Researchers conducting the broadest survey to date of multiparty integrated-project-delivery experiences say they did not expect such overwhelmingly positive responses. Most IPD veterans answered in strong support of the risk- and reward-sharing model in areas including project performance, expectations met and repeat use.

"We were surprised by how positive the results were," says Renee Cheng, a professor in the architecture school of the University of Minnesota and co-author of the report, "IPD: Performance, Expectations and Future Use."

When comparing overall IPD project performance to non-IPD projects, 60% of the respondents said IPD teams performed "significantly better," and more than 80% said IPD performance was "better" than non-IPD. "The large majority of responders say the project performed significantly better on budget and schedule," says Markku Allison, founder of IPD and lean-construction consulting firm Scan Consulting and co-author of the $20,000 report, executed by the University of Minnesota and sponsored by the Integrated Project Delivery Alliance (IPDA). Some 90% said overall value was better, and more than half of those said it was significantly better.

Respondents, including owners, architects, contractors and other team members, compared performance in areas such as schedule predictability, cost and budget control, quality of building outcome, quantity of changes, handling of changes, morale of the stakeholders and overall value delivered.

"We thought those more experienced with IPD would have different responses than the newcomers," says Cheng. That was not the case, she adds. Answers were uniformly positive and not related to background, stakeholder type, experience,  geography or project type or scope.

However, some respondents reported dissatisfaction with IPD. About 10% said the overall value delivered was worse or significantly worse. "A positive outcome was that we got negative responses,"  says Allison.
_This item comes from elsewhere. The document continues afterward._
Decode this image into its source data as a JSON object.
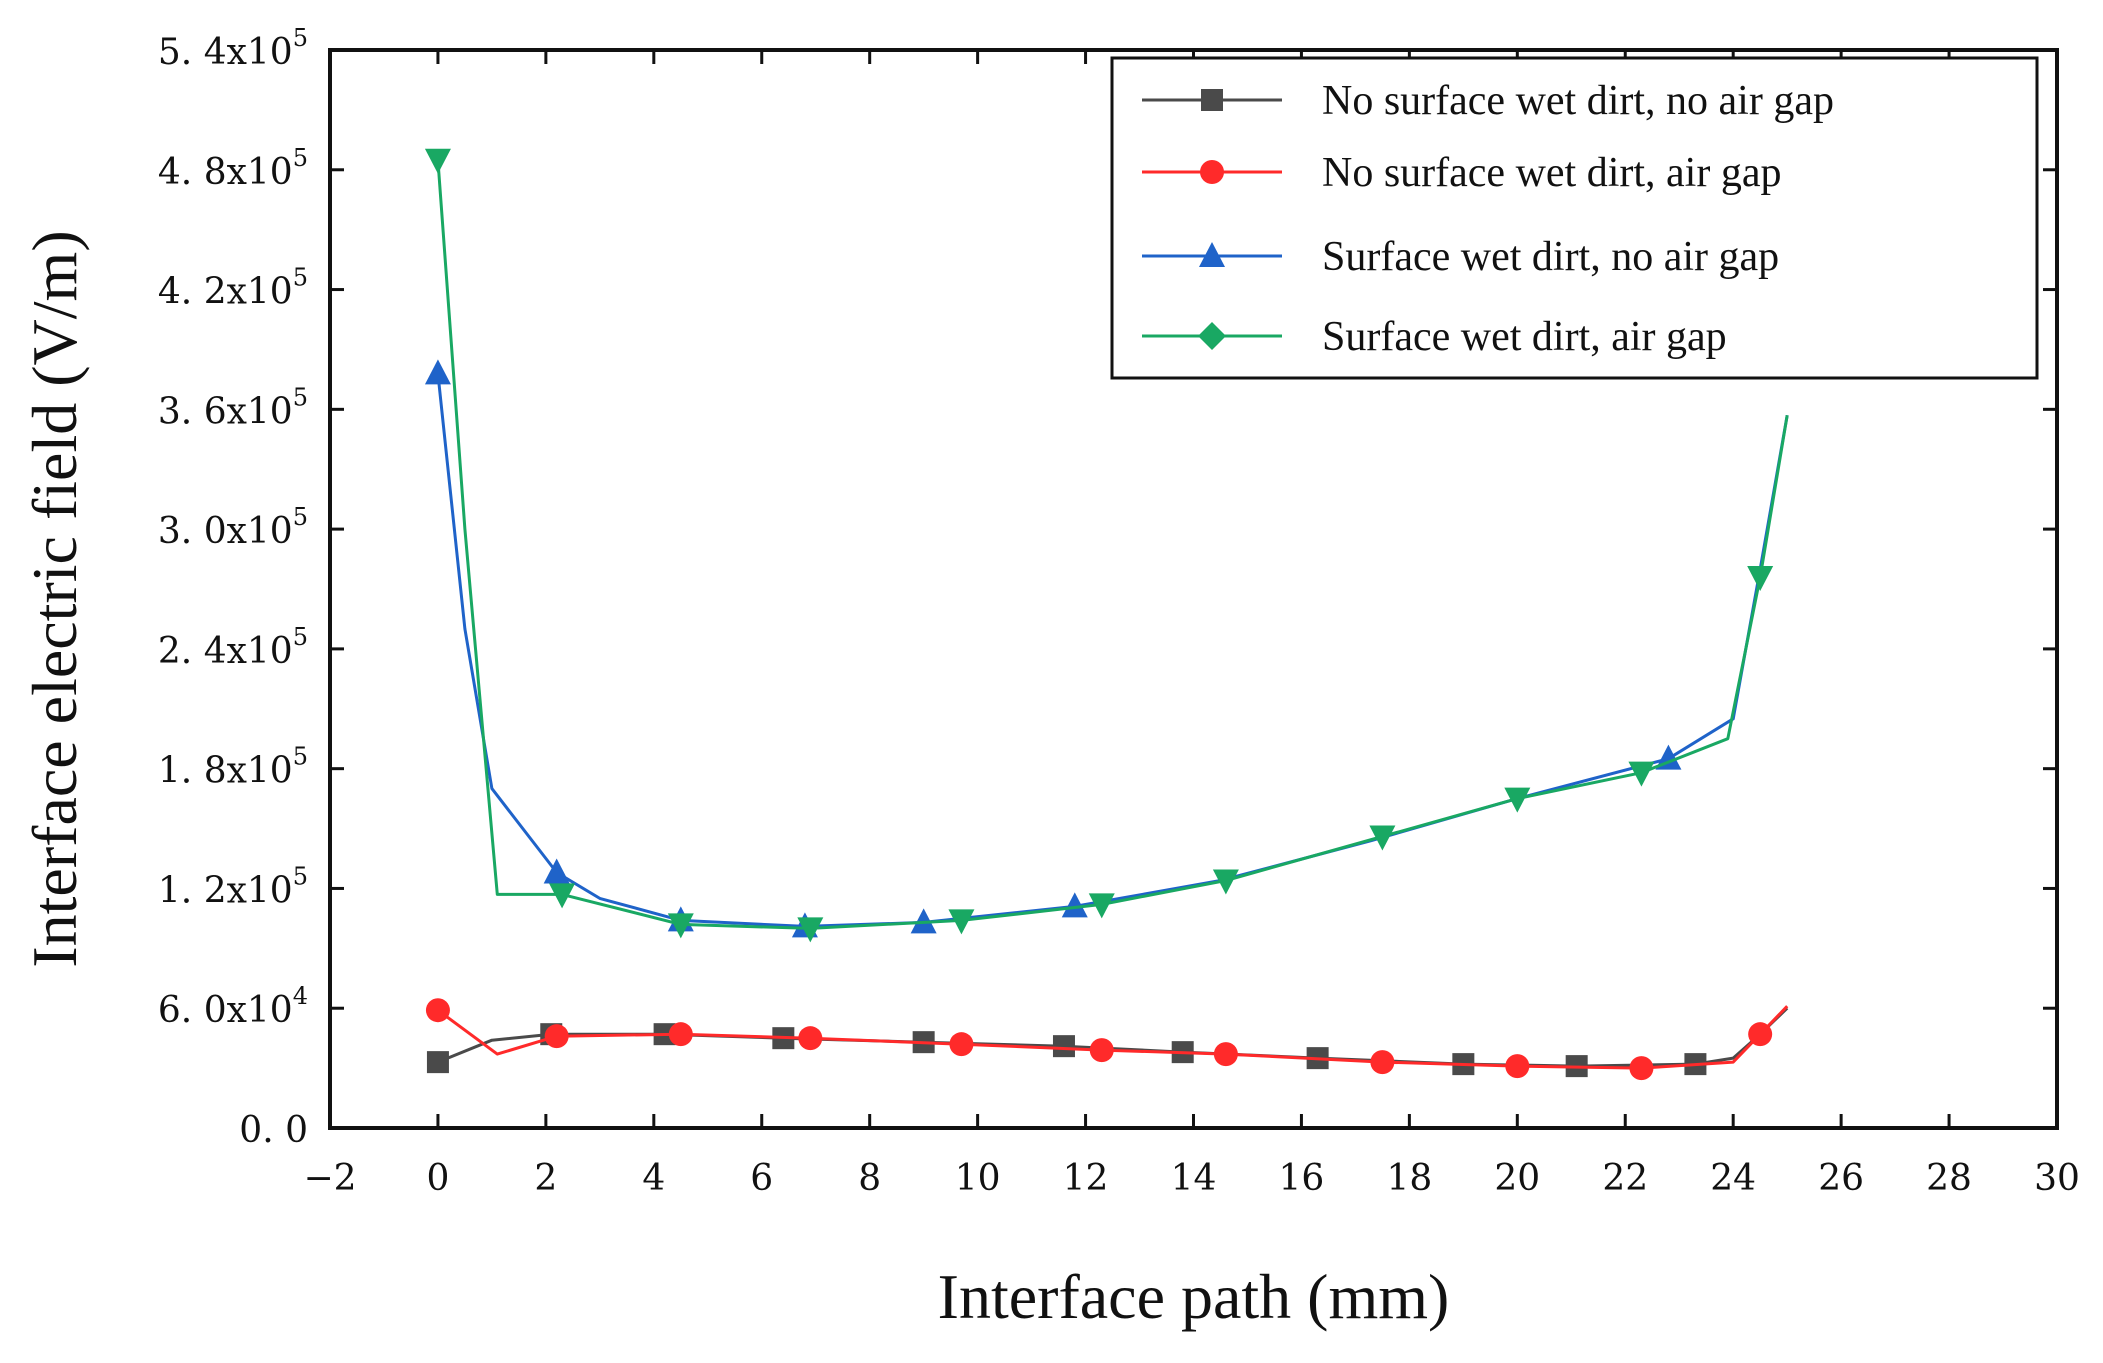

Those less-than-satisfied responders said IPD challenges include the unwillingness of some team members to let go of traditional roles; disruption of the whole team due to the poor performance of any single stakeholder; mid-project changes in personnel; and team members that do not grasp what it takes to succeed in an IPD world.

Challenges aside, about 90% said they were likely or significantly likely to use IPD again on a project of similar type and scope. About 95% said they would want to use IPD on other projects and would recommend it as a delivery method.

"Given the successes, one would think IPD would take off," says Cheng. "Perhaps it is because there is no guarantee of good results." Slow adoption is related to a dearth of proven track records and a perception that IPD is "challenging, risky and untested," says Allison.

The study canvassed 108 IPD veterans of 59 projects. Data was collected from July 9 to Sept. 15. Cheng and Allison think the survey represents the largest single body of data gathered on IPD projects.

"We were trying to get a large number of responses, so we gathered a relatively small data set across a broad range of projects," says Allison. The survey did not ask about liability waivers, he adds.

To increase the number of responses, the survey will remain open until Sept. 15, 2016. The web link is: The entire survey, both quantitative and qualitative input, takes four to six minutes to complete, says Allison. The current report is available for free download at

The authors are in the process of  selecting up to 15 of the report's 59 projects for more in-depth analysis. That research report is expected by next fall. "It will be a deep dive," says Allison.

Edmonton, Alberta-based IPDA was formed early this year to promote IPD, including providing data to the industry. Most of the 24 firm members are Canadian.

"We need to advocate, educate and  really mentor," says Jen Hancock, director of innovative construction for IPDA's founding member, Chandos Construction, Edmonton, and IPDA's acting chair.